Feel-good Anthem Has Most Spins in a Week by Any Duo/Group
Landing Atop Country Radio Chart, 13x Platinum Band Delivers a Song that Captures Lives & an Unprecedented Leap to the Band’s Ninth #1
NASHVILLE, Tenn. — When Old Dominion lead singer Matthew Ramsey’s smoky tenor started “If I could buy a house on memory lane, I’d put my money down and sign my name…,” it felt like everything good about life. Reassuring, sweeping, the kind of intimacy that’s made the 6-time Academy of Country Music and 5-time Country Music Association Vocal Group of the Year one of contemporary music’s most bankable bands.
However, no one expected the song to smash the record for the most points by a duo or group in a single week (33,936 in a single week), or the most spins in a single week by a duo or group (9,124 plays breaking Old Dominion’s own record of 9,050 on “No Such Thing As A Broken Heart”). That velocity saw the effervescent homage to the best moments in a life take “Memory Lane” to #1; the third largest point increase behind “I Called Mama” and “Tennessee Orange” saw the power-of-positivity fivesome tap into America’s heart.
“Somehow with that first line, when it happened in the writing session, all of us were immediately zapped into our little trip to that place,” Ramsey marvels as news of the song topping the charts arrives. “And that happens for everyone. When people hear it, they’re transported to wherever it is for them. You can see it on their faces, and it’s amazing watching that expression [of delight] light up an entire arena.”
With their 8-song Memory Lane EP finally delivered to the fans, Old Dominion has taken their downtime from the pandemic to sort through what’s important as a band and as full-grown men. That sense of priorities and taking life on its terms permeates the collection; “Memory Lane” suggesting how precious the moments are – and how sweet hanging onto the best of whatever’s happened can be.
“We were certainly at a highpoint when the pandemic lockdown happened,” Ramsey says. “The rug got pulled out from under us, shifting how we saw everything about making music, what we give and mean to our fans, why we do what we do. There was some real introspection and discovery for us as individuals and as a band, and I think it made our music richer and truer for the people who’ve been listening.”
The vibrant track – punctuated by a circling electric guitar part and the percolating drum pattern – suggests sifting through one’s reflections for the highwater marks in a relationship that’s gone. Whatever happened, it’s done, but that doesn’t make the good stuff any less wonderful.

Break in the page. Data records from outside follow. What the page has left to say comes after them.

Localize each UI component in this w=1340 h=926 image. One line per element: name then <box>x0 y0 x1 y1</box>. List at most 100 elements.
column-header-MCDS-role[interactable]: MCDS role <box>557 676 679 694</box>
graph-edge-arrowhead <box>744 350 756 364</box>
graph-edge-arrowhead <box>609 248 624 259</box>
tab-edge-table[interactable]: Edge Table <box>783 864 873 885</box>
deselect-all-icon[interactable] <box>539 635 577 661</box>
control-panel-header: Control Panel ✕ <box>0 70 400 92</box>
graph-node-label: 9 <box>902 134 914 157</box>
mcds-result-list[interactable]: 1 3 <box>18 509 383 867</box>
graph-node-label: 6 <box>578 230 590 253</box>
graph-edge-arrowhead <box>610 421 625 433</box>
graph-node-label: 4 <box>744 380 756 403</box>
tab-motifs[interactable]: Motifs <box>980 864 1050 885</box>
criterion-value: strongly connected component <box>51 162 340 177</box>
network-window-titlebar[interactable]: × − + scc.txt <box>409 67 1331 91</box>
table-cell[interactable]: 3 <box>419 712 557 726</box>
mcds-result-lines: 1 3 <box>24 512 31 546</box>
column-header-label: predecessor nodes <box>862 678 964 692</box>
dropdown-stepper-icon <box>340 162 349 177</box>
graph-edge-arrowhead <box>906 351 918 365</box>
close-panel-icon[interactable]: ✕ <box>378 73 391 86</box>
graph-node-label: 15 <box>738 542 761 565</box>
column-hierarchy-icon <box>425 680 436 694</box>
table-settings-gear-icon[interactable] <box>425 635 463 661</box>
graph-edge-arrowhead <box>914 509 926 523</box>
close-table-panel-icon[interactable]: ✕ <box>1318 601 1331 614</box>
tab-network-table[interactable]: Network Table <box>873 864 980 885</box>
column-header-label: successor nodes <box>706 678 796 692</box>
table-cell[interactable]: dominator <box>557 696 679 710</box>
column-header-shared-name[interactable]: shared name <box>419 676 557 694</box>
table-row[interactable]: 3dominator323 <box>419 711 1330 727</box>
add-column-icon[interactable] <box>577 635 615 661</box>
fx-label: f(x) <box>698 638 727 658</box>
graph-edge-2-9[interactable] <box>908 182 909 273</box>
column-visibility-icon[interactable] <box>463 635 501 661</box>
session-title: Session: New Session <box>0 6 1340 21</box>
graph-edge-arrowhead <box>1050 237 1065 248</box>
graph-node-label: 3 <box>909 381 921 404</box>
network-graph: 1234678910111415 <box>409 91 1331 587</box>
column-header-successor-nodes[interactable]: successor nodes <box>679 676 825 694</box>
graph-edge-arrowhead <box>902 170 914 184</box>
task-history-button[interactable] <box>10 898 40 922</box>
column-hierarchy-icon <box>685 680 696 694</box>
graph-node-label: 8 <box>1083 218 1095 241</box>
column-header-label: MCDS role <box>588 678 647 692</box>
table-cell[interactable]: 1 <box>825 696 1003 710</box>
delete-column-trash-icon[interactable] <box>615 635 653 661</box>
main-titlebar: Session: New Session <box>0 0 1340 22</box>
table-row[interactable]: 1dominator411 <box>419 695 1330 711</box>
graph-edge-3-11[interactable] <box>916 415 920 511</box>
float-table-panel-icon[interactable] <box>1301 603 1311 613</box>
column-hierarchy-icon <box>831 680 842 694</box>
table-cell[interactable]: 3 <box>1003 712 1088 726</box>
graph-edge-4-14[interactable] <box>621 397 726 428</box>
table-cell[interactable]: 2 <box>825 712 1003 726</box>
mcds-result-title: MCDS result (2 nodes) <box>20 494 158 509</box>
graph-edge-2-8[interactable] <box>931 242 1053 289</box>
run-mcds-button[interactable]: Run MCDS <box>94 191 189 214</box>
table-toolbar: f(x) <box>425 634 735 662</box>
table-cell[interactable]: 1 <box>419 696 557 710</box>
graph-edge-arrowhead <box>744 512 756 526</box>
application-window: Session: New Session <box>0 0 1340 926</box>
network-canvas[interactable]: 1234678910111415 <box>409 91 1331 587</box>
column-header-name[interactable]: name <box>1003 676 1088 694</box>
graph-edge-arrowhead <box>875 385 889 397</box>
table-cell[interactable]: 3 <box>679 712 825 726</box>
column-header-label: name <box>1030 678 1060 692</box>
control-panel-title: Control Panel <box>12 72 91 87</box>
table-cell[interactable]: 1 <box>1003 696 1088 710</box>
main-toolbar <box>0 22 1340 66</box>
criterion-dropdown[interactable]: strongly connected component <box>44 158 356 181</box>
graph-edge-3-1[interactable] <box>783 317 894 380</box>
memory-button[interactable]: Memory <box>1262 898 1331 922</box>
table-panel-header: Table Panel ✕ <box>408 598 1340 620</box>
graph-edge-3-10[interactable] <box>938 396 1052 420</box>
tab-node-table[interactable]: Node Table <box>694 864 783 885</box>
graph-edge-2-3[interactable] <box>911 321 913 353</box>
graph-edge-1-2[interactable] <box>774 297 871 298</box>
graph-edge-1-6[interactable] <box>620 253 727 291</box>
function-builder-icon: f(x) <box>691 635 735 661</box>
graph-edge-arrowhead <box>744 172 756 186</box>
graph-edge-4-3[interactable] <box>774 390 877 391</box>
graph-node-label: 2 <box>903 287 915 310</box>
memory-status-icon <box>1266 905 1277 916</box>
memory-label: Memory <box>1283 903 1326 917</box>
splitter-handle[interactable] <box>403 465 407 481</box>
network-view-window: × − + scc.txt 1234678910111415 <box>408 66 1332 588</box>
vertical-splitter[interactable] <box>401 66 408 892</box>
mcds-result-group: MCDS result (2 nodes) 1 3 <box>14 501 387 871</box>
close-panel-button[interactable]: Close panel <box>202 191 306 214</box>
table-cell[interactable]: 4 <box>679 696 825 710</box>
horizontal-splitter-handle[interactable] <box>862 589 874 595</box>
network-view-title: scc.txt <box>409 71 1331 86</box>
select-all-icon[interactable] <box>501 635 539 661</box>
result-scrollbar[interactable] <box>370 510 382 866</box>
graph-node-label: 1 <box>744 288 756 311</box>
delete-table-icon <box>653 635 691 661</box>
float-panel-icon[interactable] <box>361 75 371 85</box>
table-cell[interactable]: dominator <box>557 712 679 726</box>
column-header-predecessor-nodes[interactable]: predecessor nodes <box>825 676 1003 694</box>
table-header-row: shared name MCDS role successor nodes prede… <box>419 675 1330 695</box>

“I can’t decide if it’s happy or sad,” admits Ramsey, who wrote the song with Jessi Jo Dillion, bandmates Brad Tursi and Trevor Rosen. “The reality is I’m so glad to have that place to go to. It definitely has a bounce to it, so it feels good; but when you listen, it’s a really deep nursery rhyme. If you’re young, it’s that hopeful space, but for an adult who’s been through some stuff, it’s a pretty great place to land.”
Landing is something the five writer/player band is good at. Whether headlining their own sold-out arena tour – most recently capping Memory Lane’s street week with two sold out nights of 15,000 fans in Lake Tahoe – or conjuring some of country radio’s most inescapable ear worms, including “I Was On A Boat That Day,” “Written In The Sand,” Break Up With Him,” “Song for Another Time,” “No Hard Feelings” and “Hotel Key,” Ramsey, Rosen, Tursi, Whit Sellers and Geoff Sprung have spent the last decade creating a space for people who want to experience joy in even their hardest spaces.
Exuberant, engaged, willing to throw their hearts to the night, their ninth #1 suggests Old Dominion is finding a new gear – and sowing songs that make the bittersweet and the sweet something worth playing all day long. Whether in concert, on a car stereo or streaming service somewhere, Old Dominion is the sound of being alive and living one’s best life. As Ramsey laughs, “We sure try. Just listen.”